A statistical review from the  Government of Canada that was recently released, in fact stated that since the school year of 2010-2011 to 2014-2015 the number of students borrowing full time loans within Alberta have rose substantially from 47,503 all they way to 50,885.
The total amount of loans borrowed within Alberta too has seen an increase over the last five years, growing from $252.3 million in the academic year of 2010-2011 all the way to $285.9 million in 2014-2015.
These facts show that Alberta has seen one of the most substantial growths within Canada in money borrowed by students since 2010, second only to the province of Ontario.

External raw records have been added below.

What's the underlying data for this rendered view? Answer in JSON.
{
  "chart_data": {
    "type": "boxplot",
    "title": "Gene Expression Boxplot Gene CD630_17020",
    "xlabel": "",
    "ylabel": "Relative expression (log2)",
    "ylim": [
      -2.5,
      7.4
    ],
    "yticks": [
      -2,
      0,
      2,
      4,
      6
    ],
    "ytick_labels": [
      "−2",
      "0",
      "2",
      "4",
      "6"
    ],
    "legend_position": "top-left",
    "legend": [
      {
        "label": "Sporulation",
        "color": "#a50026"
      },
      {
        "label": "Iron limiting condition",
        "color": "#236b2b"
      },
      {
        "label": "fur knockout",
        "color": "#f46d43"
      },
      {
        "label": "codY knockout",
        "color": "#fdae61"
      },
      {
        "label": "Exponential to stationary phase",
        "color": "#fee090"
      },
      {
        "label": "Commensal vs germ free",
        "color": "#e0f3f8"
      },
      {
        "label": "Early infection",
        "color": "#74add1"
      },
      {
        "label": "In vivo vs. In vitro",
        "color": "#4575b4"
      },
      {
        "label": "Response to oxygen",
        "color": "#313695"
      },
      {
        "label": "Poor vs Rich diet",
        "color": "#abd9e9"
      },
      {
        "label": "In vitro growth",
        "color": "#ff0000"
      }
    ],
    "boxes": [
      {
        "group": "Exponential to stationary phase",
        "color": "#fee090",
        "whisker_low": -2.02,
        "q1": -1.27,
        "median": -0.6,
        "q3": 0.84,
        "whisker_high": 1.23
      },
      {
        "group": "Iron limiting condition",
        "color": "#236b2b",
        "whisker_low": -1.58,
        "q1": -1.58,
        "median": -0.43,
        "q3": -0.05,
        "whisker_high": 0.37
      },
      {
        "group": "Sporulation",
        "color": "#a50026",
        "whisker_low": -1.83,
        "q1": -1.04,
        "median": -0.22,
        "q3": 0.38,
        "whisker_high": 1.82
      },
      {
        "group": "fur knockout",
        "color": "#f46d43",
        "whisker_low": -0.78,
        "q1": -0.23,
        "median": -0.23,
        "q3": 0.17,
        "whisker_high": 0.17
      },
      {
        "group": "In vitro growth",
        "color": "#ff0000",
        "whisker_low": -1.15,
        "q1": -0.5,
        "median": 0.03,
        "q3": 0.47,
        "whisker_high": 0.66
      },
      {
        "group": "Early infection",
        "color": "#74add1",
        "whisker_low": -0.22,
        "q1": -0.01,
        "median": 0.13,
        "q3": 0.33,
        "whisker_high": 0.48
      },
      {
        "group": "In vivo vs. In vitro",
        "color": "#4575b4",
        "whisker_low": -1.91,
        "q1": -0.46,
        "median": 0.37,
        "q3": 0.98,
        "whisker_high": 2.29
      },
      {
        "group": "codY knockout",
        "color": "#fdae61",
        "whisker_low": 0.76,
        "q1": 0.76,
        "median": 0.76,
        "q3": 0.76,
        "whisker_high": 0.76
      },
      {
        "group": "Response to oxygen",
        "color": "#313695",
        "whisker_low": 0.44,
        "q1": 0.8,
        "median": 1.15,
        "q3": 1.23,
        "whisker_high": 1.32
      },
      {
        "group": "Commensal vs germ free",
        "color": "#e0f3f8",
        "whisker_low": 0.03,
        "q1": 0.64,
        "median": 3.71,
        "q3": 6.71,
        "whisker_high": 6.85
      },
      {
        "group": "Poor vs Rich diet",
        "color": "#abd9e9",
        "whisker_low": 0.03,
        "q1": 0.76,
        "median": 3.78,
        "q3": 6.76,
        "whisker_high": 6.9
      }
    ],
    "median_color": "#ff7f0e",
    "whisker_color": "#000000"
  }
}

But with student debt comes the reward of post-secondary education, and Fryzuk says in a final note that if post graduates can learn to better budget their finances, there is a light at the end of the tunnel.
“I think the key is that if they don’t have a budget they need one. I’ve been keeping one for years, it’s that simple, you have to track where your money is going and if the money coming in is equal to or greater than what’s going out.”